Un exemple et un cas limite

Prenons une preuve d'antériorité sur un code source. Horodaté par un service qualifié, le dépôt établit sans discussion possible qu'à telle date, ce fichier exact existait. Le même fichier daté par un horodatage simple maison reste exploitable, mais un adversaire pourra plaider que l'horloge interne était manipulable. Le cas limite à retenir : un horodatage simple émis par un grand service sérieux peut, en pratique, emporter la conviction d'un juge ; à l'inverse, un horodatage qualifié mal conservé (sans la chaîne de certificats permettant la recevabilité de la preuve numérique) peut perdre de sa force. La qualification ne dispense jamais d'une bonne conservation.

Quand choisir quoi

  • Choisissez l'horodatage qualifié dès qu'il existe un enjeu probatoire : contrat, création, preuve d'antériorité, conformité réglementaire ou tout document susceptible de finir devant un juge.
  • L'horodatage simple peut convenir pour des usages internes sans portée juridique forte : journaliser des opérations, ordonner des événements, dater des sauvegardes.
  • En cas de doute sur l'enjeu futur d'un document, optez d'emblée pour le qualifié : la différence de coût est minime au regard de la sécurité gagnée.
  • Quel que soit le niveau, conservez soigneusement le jeton et la chaîne de certificats : une preuve mal archivée perd de sa force, même qualifiée.

Verdict

Pour un usage probatoire sérieux, l'horodatage qualifié est nettement préférable : la présomption de fiabilité qu'il confère peut faire toute la différence dans un litige, en renversant la charge de la preuve au bénéfice de celui qui produit le jeton. L'horodatage simple garde une utilité réelle pour les besoins techniques à faible enjeu. Comme l'écart de coût est faible, choisir le qualifié par défaut est généralement le réflexe le plus prudent. Certifiles s'appuie sur un horodatage conforme RFC 3161 et une empreinte SHA-256 pour vous remettre une preuve opposable, vérifiable durablement.
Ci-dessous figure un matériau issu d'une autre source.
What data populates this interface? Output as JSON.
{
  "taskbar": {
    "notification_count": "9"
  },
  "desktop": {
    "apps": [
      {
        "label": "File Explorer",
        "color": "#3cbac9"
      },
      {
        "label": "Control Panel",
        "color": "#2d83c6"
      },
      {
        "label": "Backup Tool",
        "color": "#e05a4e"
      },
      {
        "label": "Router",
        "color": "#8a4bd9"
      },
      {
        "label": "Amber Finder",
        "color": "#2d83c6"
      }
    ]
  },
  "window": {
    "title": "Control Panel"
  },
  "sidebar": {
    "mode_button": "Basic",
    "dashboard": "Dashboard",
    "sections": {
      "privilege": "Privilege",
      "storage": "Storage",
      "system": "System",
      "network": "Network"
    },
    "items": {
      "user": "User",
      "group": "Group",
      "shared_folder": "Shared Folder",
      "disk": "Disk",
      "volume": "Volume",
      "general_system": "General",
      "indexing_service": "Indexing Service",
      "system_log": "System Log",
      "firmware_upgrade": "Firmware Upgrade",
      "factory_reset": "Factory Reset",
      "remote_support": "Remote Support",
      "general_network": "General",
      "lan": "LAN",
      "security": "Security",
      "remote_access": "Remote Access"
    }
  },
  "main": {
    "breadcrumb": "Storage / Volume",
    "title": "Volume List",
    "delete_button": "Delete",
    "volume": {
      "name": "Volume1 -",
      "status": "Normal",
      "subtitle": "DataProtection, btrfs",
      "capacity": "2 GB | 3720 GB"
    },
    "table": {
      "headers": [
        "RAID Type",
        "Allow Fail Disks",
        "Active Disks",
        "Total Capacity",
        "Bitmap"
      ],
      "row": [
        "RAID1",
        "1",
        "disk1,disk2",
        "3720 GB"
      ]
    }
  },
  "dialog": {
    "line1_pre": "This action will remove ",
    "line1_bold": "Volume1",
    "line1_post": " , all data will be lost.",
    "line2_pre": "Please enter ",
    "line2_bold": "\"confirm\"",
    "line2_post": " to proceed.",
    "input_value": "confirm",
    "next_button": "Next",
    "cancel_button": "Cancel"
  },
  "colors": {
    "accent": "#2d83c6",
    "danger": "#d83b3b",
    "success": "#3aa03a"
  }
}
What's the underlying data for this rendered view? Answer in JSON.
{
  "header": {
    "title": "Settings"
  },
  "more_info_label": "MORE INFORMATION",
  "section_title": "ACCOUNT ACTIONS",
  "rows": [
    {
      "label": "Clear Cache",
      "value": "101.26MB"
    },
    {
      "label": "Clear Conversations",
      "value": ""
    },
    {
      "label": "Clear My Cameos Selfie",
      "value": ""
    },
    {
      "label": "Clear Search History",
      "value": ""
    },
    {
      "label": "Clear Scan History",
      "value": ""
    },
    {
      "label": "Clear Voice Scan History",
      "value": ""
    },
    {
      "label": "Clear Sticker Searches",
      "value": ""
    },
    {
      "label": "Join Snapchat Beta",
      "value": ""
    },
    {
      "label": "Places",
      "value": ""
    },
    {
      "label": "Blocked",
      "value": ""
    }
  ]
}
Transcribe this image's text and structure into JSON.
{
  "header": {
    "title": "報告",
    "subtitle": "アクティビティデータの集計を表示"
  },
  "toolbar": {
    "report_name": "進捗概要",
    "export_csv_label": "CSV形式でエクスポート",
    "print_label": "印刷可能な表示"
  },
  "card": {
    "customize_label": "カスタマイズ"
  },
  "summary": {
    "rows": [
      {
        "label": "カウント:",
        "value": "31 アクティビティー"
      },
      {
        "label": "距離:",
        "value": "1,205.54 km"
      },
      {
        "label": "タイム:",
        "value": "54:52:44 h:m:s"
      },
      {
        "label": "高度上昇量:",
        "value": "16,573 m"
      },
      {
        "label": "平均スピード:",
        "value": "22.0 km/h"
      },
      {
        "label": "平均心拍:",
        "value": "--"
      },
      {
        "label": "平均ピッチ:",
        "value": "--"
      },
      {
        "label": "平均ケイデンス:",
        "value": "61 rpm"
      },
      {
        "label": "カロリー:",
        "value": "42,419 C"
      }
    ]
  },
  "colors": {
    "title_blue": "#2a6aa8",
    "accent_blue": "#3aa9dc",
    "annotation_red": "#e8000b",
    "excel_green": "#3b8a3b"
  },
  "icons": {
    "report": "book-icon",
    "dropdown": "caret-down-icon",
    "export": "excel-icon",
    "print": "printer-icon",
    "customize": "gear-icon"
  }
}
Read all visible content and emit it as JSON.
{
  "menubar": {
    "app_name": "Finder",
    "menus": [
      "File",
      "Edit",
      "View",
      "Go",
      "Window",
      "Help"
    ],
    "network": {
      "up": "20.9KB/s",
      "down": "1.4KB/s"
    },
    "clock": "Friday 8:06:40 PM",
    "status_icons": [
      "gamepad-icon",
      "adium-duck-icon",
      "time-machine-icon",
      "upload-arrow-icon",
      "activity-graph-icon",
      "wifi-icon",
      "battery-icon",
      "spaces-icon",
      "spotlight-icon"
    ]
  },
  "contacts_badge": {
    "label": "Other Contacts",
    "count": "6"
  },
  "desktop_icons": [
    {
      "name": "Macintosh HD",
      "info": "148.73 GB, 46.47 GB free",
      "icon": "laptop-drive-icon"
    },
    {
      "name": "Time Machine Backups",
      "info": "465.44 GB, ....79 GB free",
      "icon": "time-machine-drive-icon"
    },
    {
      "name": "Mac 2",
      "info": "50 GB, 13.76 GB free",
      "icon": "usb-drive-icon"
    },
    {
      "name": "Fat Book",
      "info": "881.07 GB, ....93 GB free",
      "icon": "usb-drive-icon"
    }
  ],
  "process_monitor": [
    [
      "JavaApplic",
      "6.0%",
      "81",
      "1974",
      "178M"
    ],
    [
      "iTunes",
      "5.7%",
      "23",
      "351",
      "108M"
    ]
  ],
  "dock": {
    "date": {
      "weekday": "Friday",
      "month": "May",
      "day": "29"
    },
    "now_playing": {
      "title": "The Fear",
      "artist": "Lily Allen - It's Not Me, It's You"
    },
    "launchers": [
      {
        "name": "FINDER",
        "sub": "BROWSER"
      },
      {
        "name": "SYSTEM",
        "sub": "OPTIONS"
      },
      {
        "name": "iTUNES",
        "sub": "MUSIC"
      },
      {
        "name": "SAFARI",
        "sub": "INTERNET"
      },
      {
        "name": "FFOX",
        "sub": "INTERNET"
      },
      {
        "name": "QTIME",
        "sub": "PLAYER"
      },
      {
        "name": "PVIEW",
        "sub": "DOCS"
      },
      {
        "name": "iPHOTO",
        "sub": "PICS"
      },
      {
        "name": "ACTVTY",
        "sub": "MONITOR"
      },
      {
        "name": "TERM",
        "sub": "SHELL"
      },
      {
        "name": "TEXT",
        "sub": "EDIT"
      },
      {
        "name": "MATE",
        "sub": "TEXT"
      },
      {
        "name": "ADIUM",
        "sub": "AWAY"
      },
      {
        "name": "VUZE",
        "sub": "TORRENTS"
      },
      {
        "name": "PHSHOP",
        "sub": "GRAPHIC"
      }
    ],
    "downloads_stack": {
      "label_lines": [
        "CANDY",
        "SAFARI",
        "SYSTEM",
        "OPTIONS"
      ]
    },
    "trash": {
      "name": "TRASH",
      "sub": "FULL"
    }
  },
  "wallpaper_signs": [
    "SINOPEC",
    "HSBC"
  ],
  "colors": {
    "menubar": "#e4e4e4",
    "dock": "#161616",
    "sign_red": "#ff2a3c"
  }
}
Quelle est la différence concrète de valeur entre les deux ?

L'horodatage qualifié bénéficie d'une présomption de fiabilité sous eIDAS : sa date est réputée exacte sauf preuve contraire. L'horodatage simple reste recevable, mais sa fiabilité doit être démontrée au cas par cas, charge à vous.

Un horodatage simple est-il sans valeur ?

Non. Il peut constituer un indice recevable, notamment pour des usages internes ou à faible enjeu. Il n'offre simplement pas la même solidité probatoire que le qualifié, ni l'inversion de la charge de la preuve.

Comment savoir si un service propose du qualifié ?

Un horodatage qualifié provient d'une autorité d'horodatage (TSA) qualifiée et auditée, inscrite sur une liste de confiance dans le cadre eIDAS. Le prestataire doit pouvoir le justifier par sa certification.

Le qualifié est-il beaucoup plus cher ?

Non, l'écart est généralement faible. Au regard de la sécurité juridique apportée et de l'inversion de la charge de la preuve, opter pour le qualifié dès qu'un enjeu existe est souvent le choix le plus rationnel.

Puis-je passer d'un horodatage simple à un qualifié plus tard ?

Vous pouvez réhorodater un document avec un service qualifié, mais cela fixe une nouvelle date. Pour une preuve d'antériorité solide, mieux vaut utiliser le qualifié dès le départ.

L'horodatage qualifié et la norme RFC 3161 sont-ils la même chose ?

Pas exactement. RFC 3161 est le protocole technique du jeton d'horodatage ; la qualification eIDAS porte sur l'autorité qui le délivre. Un horodatage qualifié s'appuie sur RFC 3161, mais ajoute la garantie réglementaire de la TSA.